SMB leaders are moving AI agents into pilots faster than they can prove return on investment, according to Upwork Research Institute’s new Business Leader Landscape survey.
The survey covered 750 U.S.-based business leaders across business and professional services, healthcare, manufacturing, retail and consumer goods and software and technology. Upwork’s AI-agent analysis focused on a subset of 195 leaders at companies with 10 to 99 employees.
Within that SMB group, confidence is already showing up in deployment decisions. 62% of SMB leaders said they are very or extremely confident handing high-stakes tasks to AI agents, and 32% described agents as mission-critical to company strategy.
High conviction drives active pilots
The pilot data gives the clearest evidence of near-term adoption. Decision support had 41% of SMB leaders actively piloting AI agents, compared with 3% not considering the use case. Information retrieval stood at 36% versus 2%, workflow automation at 34% versus 2% and multistep planning across systems at 34% versus 3%.
Upwork described the pattern directly: SMB leaders are “operating on conviction while they wait for major productivity gains.” The underlying productivity data is more limited. 74% of SMB leaders reported productivity gains from AI, but Upwork found most improvements had not passed 25%.
The ongoing gap between adoption and integration
A separate Goldman Sachs 10,000 Small Businesses Voices survey shows a similar gap between AI adoption and full operational integration.
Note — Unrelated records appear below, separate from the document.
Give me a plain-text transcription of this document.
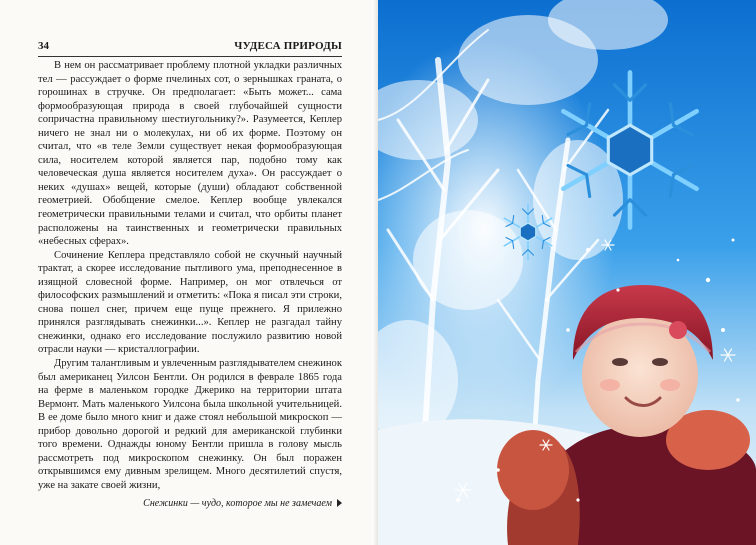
34	ЧУДЕСА ПРИРОДЫ

В нем он рассматривает проблему плотной укладки различных тел — рассуждает о форме пчелиных сот, о зернышках граната, о горошинах в стручке. Он предполагает: «Быть может... сама формообразующая природа в своей глубочайшей сущности сопричастна правильному шестиугольнику?». Разумеется, Кеплер ничего не знал ни о молекулах, ни об их форме. Поэтому он считал, что «в теле Земли существует некая формообразующая сила, носителем которой является пар, подобно тому как человеческая душа является носителем духа». Он рассуждает о неких «душах» вещей, которые (души) обладают собственной геометрией. Обобщение смелое. Кеплер вообще увлекался геометрически правильными телами и считал, что орбиты планет расположены на таинственных и геометрически правильных «небесных сферах».

Сочинение Кеплера представляло собой не скучный научный трактат, а скорее исследование пытливого ума, преподнесенное в изящной словесной форме. Например, он мог отвлечься от философских размышлений и отметить: «Пока я писал эти строки, снова пошел снег, причем еще пуще прежнего. Я прилежно принялся разглядывать снежинки...». Кеплер не разгадал тайну снежинки, однако его исследование послужило развитию новой отрасли науки — кристаллографии.

Другим талантливым и увлеченным разглядывателем снежинок был американец Уилсон Бентли. Он родился в феврале 1865 года на ферме в маленьком городке Джерико на территории штата Вермонт. Мать маленького Уилсона была школьной учительницей. В ее доме было много книг и даже стоял небольшой микроскоп — прибор довольно дорогой и редкий для американской глубинки того времени. Однажды юному Бентли пришла в голову мысль рассмотреть под микроскопом снежинку. Он был поражен открывшимся ему дивным зрелищем. Много десятилетий спустя, уже на закате своей жизни,

Снежинки — чудо, которое мы не замечаем
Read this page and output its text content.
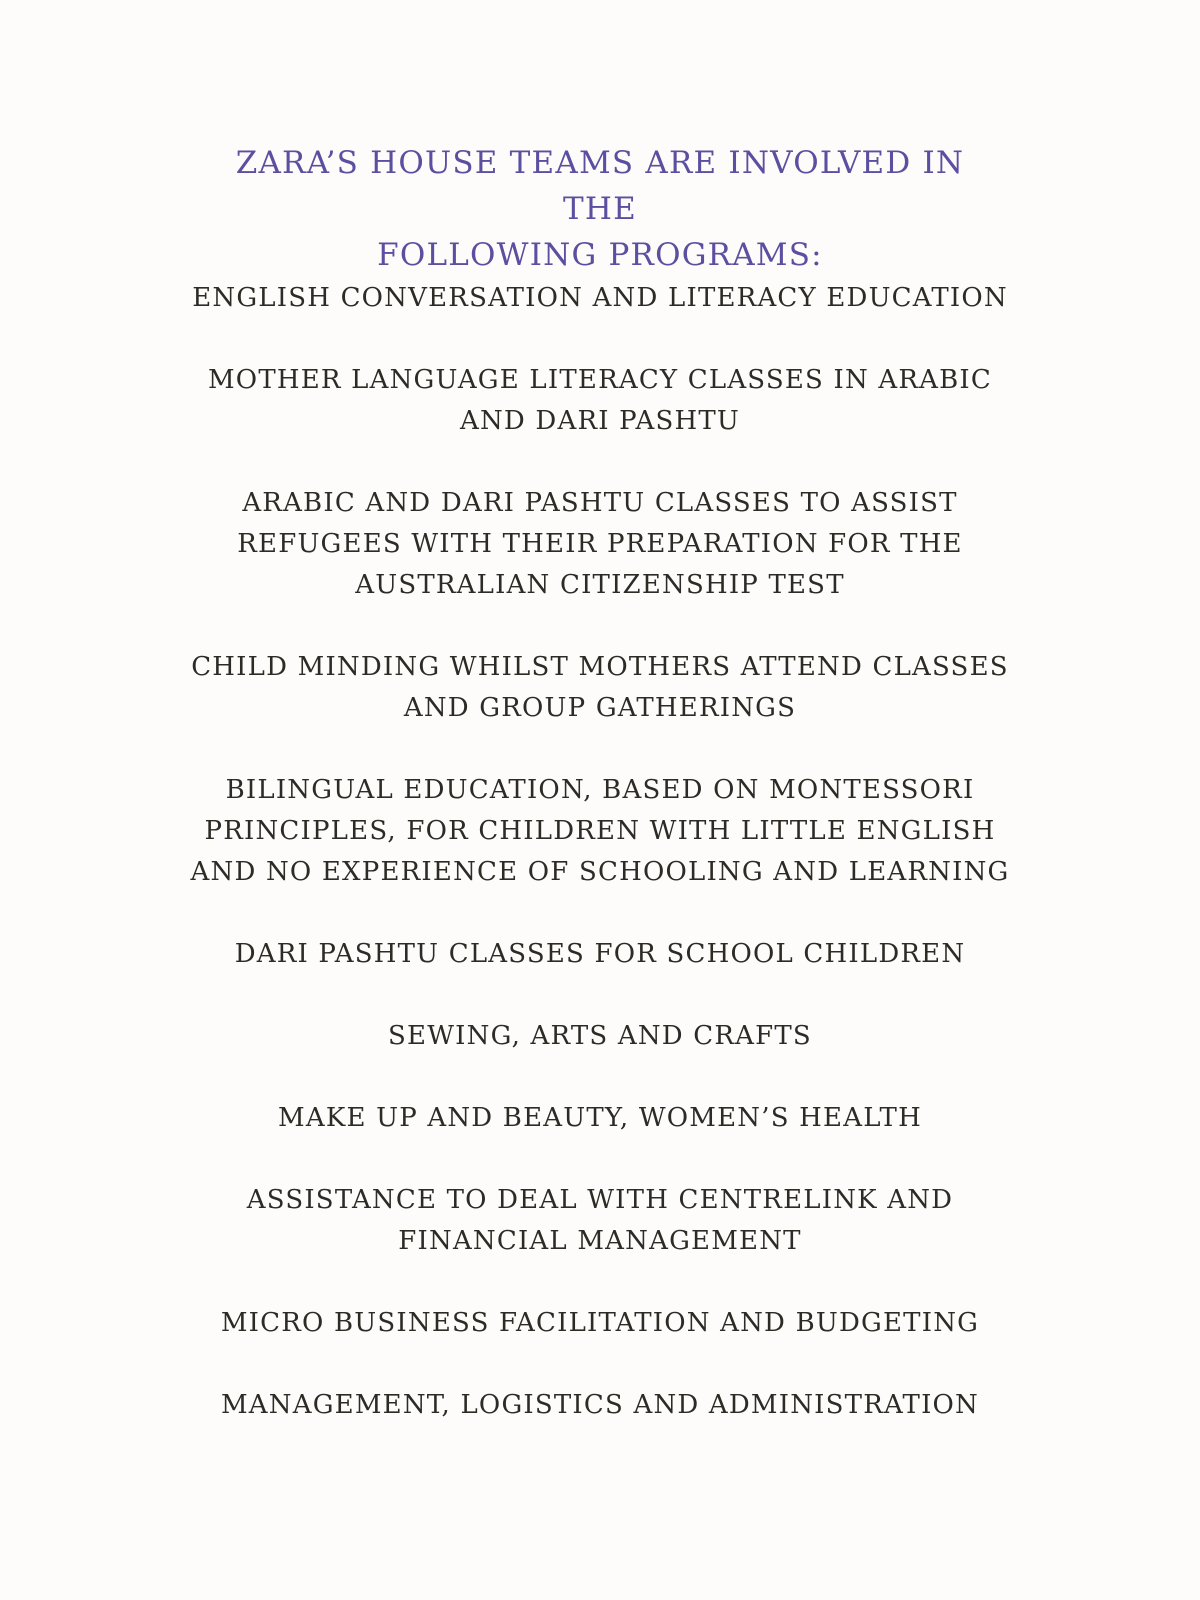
ZARA’S HOUSE TEAMS ARE INVOLVED IN THE
FOLLOWING PROGRAMS:
ENGLISH CONVERSATION AND LITERACY EDUCATION
MOTHER LANGUAGE LITERACY CLASSES IN ARABIC
AND DARI PASHTU
ARABIC AND DARI PASHTU CLASSES TO ASSIST
REFUGEES WITH THEIR PREPARATION FOR THE
AUSTRALIAN CITIZENSHIP TEST
CHILD MINDING WHILST MOTHERS ATTEND CLASSES
AND GROUP GATHERINGS
BILINGUAL EDUCATION, BASED ON MONTESSORI
PRINCIPLES, FOR CHILDREN WITH LITTLE ENGLISH
AND NO EXPERIENCE OF SCHOOLING AND LEARNING
DARI PASHTU CLASSES FOR SCHOOL CHILDREN
SEWING, ARTS AND CRAFTS
MAKE UP AND BEAUTY, WOMEN’S HEALTH
ASSISTANCE TO DEAL WITH CENTRELINK AND
FINANCIAL MANAGEMENT
MICRO BUSINESS FACILITATION AND BUDGETING
MANAGEMENT, LOGISTICS AND ADMINISTRATION
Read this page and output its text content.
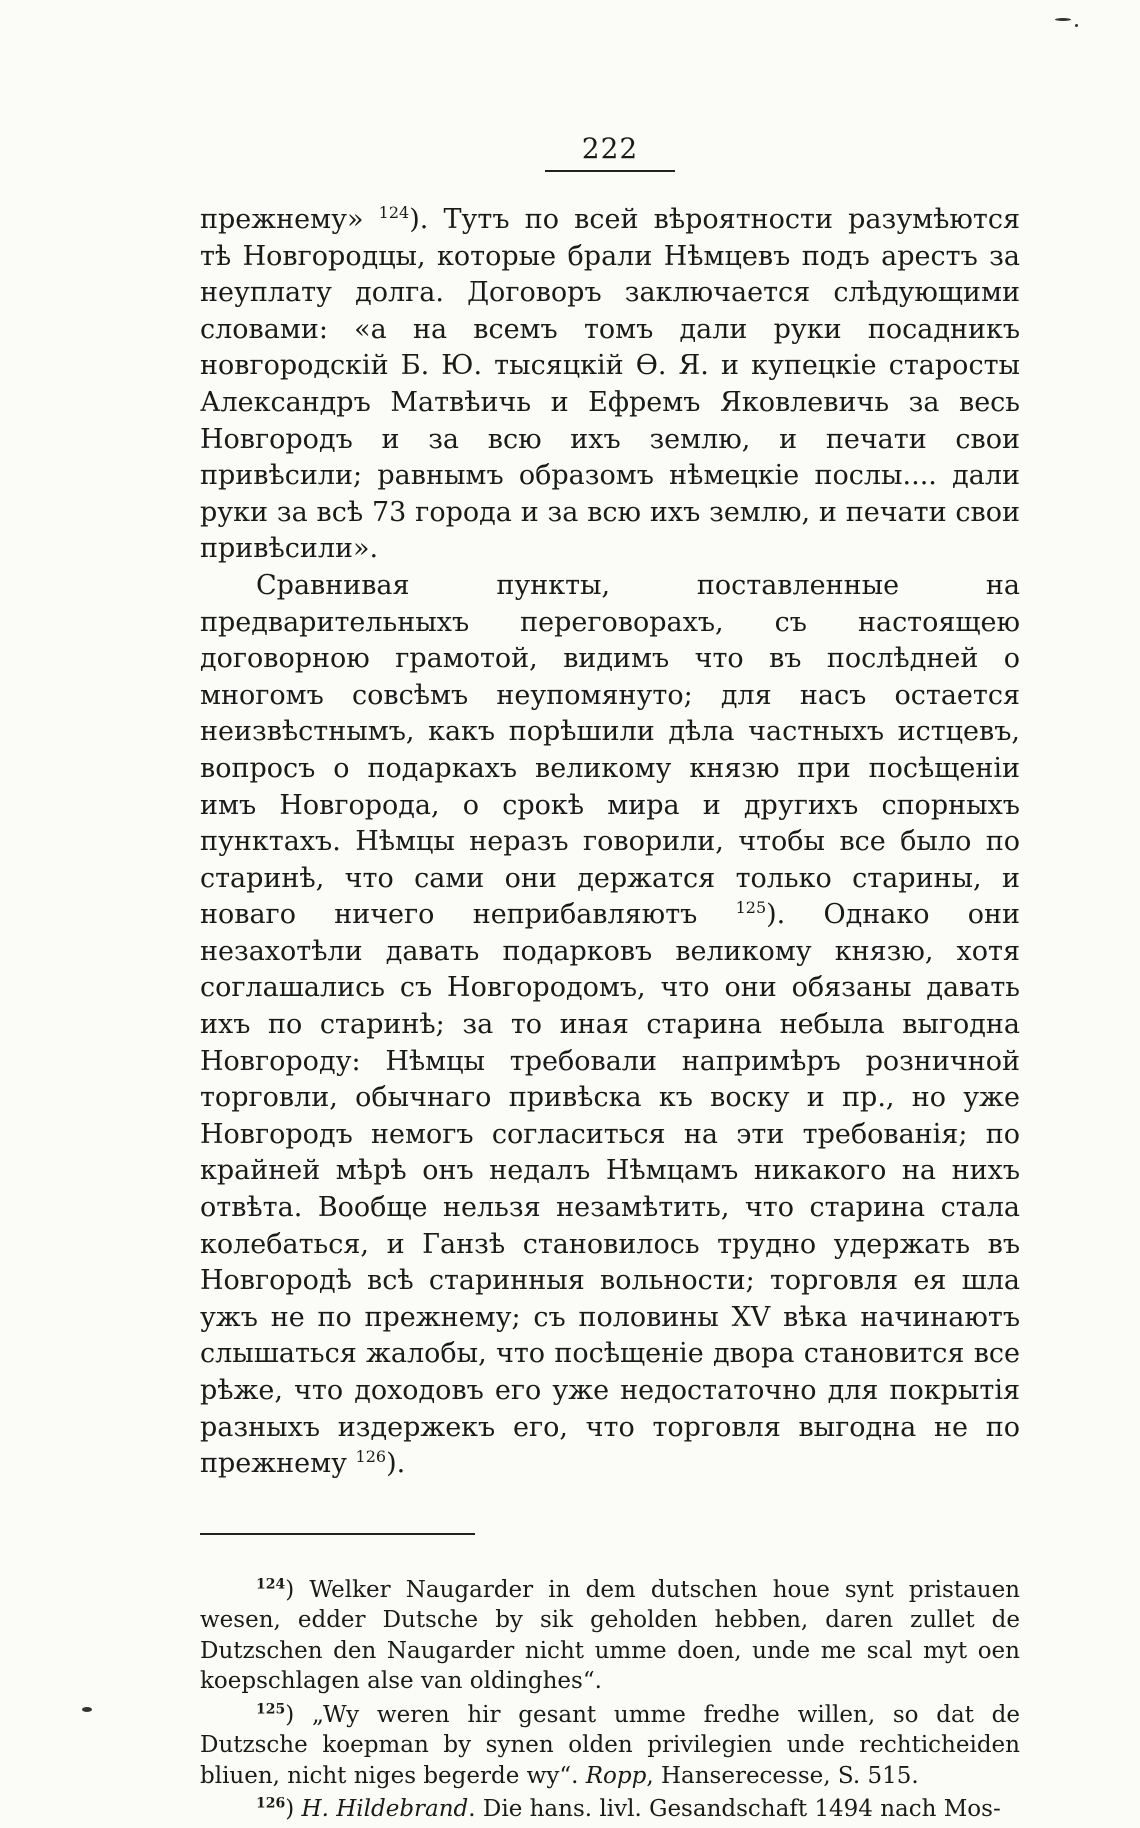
222

прежнему» $^{124}$). Тутъ по всей вѣроятности разумѣются тѣ Новгородцы, которые брали Нѣмцевъ подъ арестъ за неуплату долга. Договоръ заключается слѣдующими словами: «а на всемъ томъ дали руки посадникъ новгородскій Б. Ю. тысяцкій Ѳ. Я. и купецкіе старосты Александръ Матвѣичь и Ефремъ Яковлевичь за весь Новгородъ и за всю ихъ землю, и печати свои привѣсили; равнымъ образомъ нѣмецкіе послы.... дали руки за всѣ 73 города и за всю ихъ землю, и печати свои привѣсили».

Сравнивая пункты, поставленные на предварительныхъ переговорахъ, съ настоящею договорною грамотой, видимъ что въ послѣдней о многомъ совсѣмъ неупомянуто; для насъ остается неизвѣстнымъ, какъ порѣшили дѣла частныхъ истцевъ, вопросъ о подаркахъ великому князю при посѣщеніи имъ Новгорода, о срокѣ мира и другихъ спорныхъ пунктахъ. Нѣмцы неразъ говорили, чтобы все было по старинѣ, что сами они держатся только старины, и новаго ничего неприбавляютъ $^{125}$). Однако они незахотѣли давать подарковъ великому князю, хотя соглашались съ Новгородомъ, что они обязаны давать ихъ по старинѣ; за то иная старина небыла выгодна Новгороду: Нѣмцы требовали напримѣръ розничной торговли, обычнаго привѣска къ воску и пр., но уже Новгородъ немогъ согласиться на эти требованія; по крайней мѣрѣ онъ недалъ Нѣмцамъ никакого на нихъ отвѣта. Вообще нельзя незамѣтить, что старина стала колебаться, и Ганзѣ становилось трудно удержать въ Новгородѣ всѣ старинныя вольности; торговля ея шла ужъ не по прежнему; съ половины XV вѣка начинаютъ слышаться жалобы, что посѣщеніе двора становится все рѣже, что доходовъ его уже недостаточно для покрытія разныхъ издержекъ его, что торговля выгодна не по прежнему $^{126}$).

$^{124}$) Welker Naugarder in dem dutschen houe synt pristauen wesen, edder Dutsche by sik geholden hebben, daren zullet de Dutzschen den Naugarder nicht umme doen, unde me scal myt oen koepschlagen alse van oldinghes“.

$^{125}$) „Wy weren hir gesant umme fredhe willen, so dat de Dutzsche koepman by synen olden privilegien unde rechticheiden bliuen, nicht niges begerde wy“. Ropp, Hanserecesse, S. 515.

$^{126}$) H. Hildebrand. Die hans. livl. Gesandschaft 1494 nach Mos-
The survey of 1,256 program participants found 76% were using AI and 93% of AI users reported a positive business impact, but only 14% said AI was fully embedded in core operations.
Goldman’s survey also pointed to the work still required after adoption begins. 73% of respondents said more training and implementation resources would help them adopt AI successfully.
“AI is already helping small businesses compete, save time, and better serve customers — but many of us are still figuring out how to use it effectively,” said Khari Parker, co-founder of Connie’s Chicken and Waffles in Baltimore, in Goldman’s release.
Contextualizing the numbers with national data
Broader small-business research gives the Upwork findings useful context, but also shows why the figures should be read carefully. The U.S. Chamber of Commerce’s 2025 Empowering Small Business report found 58% of small businesses said they used AI, up from 40% in 2024 and 23% in 2023. The report separately listed 44% using Gen AI chatbots.
Upwork’s survey goes further by focusing specifically on agents, not general AI tools or chatbots.
National data gives the Upwork findings another boundary. The Census Bureau’s Business Trends and Outlook Survey, collected from Dec. 14, 2025, to May 3, 2026, found overall AI use among U.S. businesses hovered between 17% and 20%, with 20% to 23% expecting to use AI in the next six months. Census also found adoption rose with firm size: 32% of firms with 100 to 249 employees and 37% of firms with at least 250 employees reported using AI in the period ending May 3.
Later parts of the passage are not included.